Et les récompenses pleuvent, le film Moderato Cantabile, d'après son amie Marguerite Duras, lui vaut le prix d'Interprétation au Festival de Cannes 1960. Jeanne Moreau dira : "Le succès, est terriblement fragile, c'est d'une grande fugacité".
A partir de là, elle ne cesse d'être sollicitée par de grands réalisateurs : Luis Buñuel (Le Journal d'une femme de chambre), Tony Richardson (Mademoiselle, Le Marin de Gibraltar) Bertrand Blier (Les Valseuses), Elia Kazan (Le Dernier Nabab), André Téchiné (Souvenirs d'en France), Rainer Werner Fassbinder (Querelle), Michel Deville (Le Paltoquet), Theo Angelopoulos (Le Pas suspendu de la cigogne), Wim Wenders (Jusqu'au bout du monde, Par delà les Nuages co-réalisé avec Antonioni) ou plus récemment Amos Gitaï (Désengagement, Plus tard tu Comprendras).
Au chapitre des récompenses, sa performance dans La Vieille qui marchait dans la Mer de Laurent Heynemann, est saluée par le César de la Meilleure actrice en 1992.
Dans Jules et Jim, elle chante Le tourbillon de la vie avec Serge Rezvani à la guitare. Le producteur Jacques Canetti décide de sortir la bande originale du film. Le succès est immédiat. Sa carrière en tant que chanteuse démarre avec deux albums originaux de Serge Rezvani (alias Cyrus Bassiak) en 1963 et 1967, dont le fameux J'ai la mémoire qui flanche et Tout morose. Suivront d'autres albums dont, en 1981, l'album sur des textes du poète belge Norge (Le nombril, Pas bien, etc), toujours enregistré par Jacques Canetti.
En 2011 elle avait chanté en duo avec Christian Olivier le single Emma, qu'on retrouve à l'album L'an Demain des Tête Raides.
Elle est la première femme à entrer à l'Académie des Beaux-arts en 2001.
Toujours passionnée par son art, elle av crée en 2005, en marge du festival Premiers Plans d'Angers, les Ateliers d'Angers pour permettre à de jeunes réalisateurs de tourner leur premier long métrage.
Vieillir et incarner toujours la curiosité, l’intérêt pour la nouveauté, être toujours au présent, c’est le miracle Moreau.
ELLE
Le cinéma rend les acteurs immortels selon Lelouche. Peut-être, mais ce que l'on retient ce sont des rôles, des personnages portés par l'acteur ou l'actrice. Il en va ainsi du Commissaire Valentin (Jean-Claude Bouillon est annoncé mort aujourd'hui), ou de Chuck Yeager (Sam Sheppard les accompagne).

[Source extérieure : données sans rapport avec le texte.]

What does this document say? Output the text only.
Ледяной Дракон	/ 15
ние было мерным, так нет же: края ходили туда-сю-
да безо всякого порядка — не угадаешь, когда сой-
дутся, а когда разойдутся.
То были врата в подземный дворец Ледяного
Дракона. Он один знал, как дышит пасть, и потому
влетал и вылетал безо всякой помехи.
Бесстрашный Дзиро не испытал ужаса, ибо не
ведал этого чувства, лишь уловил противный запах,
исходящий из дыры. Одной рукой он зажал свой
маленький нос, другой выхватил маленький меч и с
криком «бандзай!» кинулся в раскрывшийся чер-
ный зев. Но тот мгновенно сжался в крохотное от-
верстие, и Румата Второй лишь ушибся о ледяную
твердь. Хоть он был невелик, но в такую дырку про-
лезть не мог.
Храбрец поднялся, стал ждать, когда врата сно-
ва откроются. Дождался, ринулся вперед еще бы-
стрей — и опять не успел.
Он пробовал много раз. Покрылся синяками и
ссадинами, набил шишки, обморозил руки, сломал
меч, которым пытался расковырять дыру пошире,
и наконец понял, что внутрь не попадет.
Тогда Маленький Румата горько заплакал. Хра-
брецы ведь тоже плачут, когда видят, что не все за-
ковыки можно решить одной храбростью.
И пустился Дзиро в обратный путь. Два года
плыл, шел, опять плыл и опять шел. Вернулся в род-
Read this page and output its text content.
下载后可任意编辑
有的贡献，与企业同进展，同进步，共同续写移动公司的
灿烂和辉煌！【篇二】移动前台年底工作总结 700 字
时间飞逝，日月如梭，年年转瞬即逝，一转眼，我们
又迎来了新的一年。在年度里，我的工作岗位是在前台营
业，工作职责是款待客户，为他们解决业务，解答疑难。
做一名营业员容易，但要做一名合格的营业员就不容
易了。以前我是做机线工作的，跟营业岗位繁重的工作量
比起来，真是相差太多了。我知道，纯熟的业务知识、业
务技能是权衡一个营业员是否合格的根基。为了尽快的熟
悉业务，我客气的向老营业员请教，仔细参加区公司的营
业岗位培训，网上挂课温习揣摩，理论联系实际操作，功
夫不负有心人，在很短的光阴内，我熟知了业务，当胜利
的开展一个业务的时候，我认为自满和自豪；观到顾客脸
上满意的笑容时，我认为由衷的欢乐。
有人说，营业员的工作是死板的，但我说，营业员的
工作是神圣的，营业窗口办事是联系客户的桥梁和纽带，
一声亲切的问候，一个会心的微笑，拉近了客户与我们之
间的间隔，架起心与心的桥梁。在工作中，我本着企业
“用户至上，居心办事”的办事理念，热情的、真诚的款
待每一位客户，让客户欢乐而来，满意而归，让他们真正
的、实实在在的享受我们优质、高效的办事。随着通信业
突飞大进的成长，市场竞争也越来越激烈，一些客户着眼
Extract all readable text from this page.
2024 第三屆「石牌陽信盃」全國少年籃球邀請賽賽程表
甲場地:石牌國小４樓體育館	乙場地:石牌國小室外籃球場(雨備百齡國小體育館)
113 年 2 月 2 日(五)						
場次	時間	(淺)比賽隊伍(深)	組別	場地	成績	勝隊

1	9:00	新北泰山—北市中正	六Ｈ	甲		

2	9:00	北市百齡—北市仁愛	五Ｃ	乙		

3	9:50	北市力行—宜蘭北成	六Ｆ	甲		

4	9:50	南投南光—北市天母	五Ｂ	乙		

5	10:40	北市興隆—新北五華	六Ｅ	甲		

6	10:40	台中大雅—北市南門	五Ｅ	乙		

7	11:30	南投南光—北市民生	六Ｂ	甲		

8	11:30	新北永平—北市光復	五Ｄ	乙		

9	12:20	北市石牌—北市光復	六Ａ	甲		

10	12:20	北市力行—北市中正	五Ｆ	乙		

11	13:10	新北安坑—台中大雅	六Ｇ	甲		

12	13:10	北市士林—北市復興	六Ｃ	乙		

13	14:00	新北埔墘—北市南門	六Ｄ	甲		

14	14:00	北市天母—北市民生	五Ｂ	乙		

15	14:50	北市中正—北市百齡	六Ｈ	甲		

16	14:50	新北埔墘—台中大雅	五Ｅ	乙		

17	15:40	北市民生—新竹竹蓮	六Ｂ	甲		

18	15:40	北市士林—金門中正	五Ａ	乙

Il est parfois des morts qui ne choisissent pas bien leur jour, comme ce fut le cas pour Farrah Fawcett.
Les personnages arpentent notre imaginaire, les acteurs en sont les ombres. Le cinéma les rend immortels ? Le cinéma donne corps à des personnages incarnés par des interprètes plus ou moins talentueux, souvent interchangeables. Qui est le plus important ? J'ai tendance à penser que le bon acteur est celui qui s'efface derrière son personnage, on ne le voit pas, on voit son rôle., mais qui peut remplacer le créateur des personnages ?
En musique, il y a des interprètes de qualités diverses, parfois un interprète est indissociable de l'oeuvre. Mais la plupart du temps il peut trouver un remplaçant.
L'oeuvre, par contre, est unique. Un réalisateur est le seul à pouvoir donner sa vision qu'il porte à l'écran. Un remake ne sera jamais identique à l'oeuvre initiale.
J'ai tendance à plus "pleurer" la disparation du créateur que de l'interprète, aucune oeuvre ne peut avoir qu'un seul interprète, par contre une oeuvre ne peut être accouchée que par une seule personne. Mais peut-être est-ce lié à une once d'insensibilité ;-).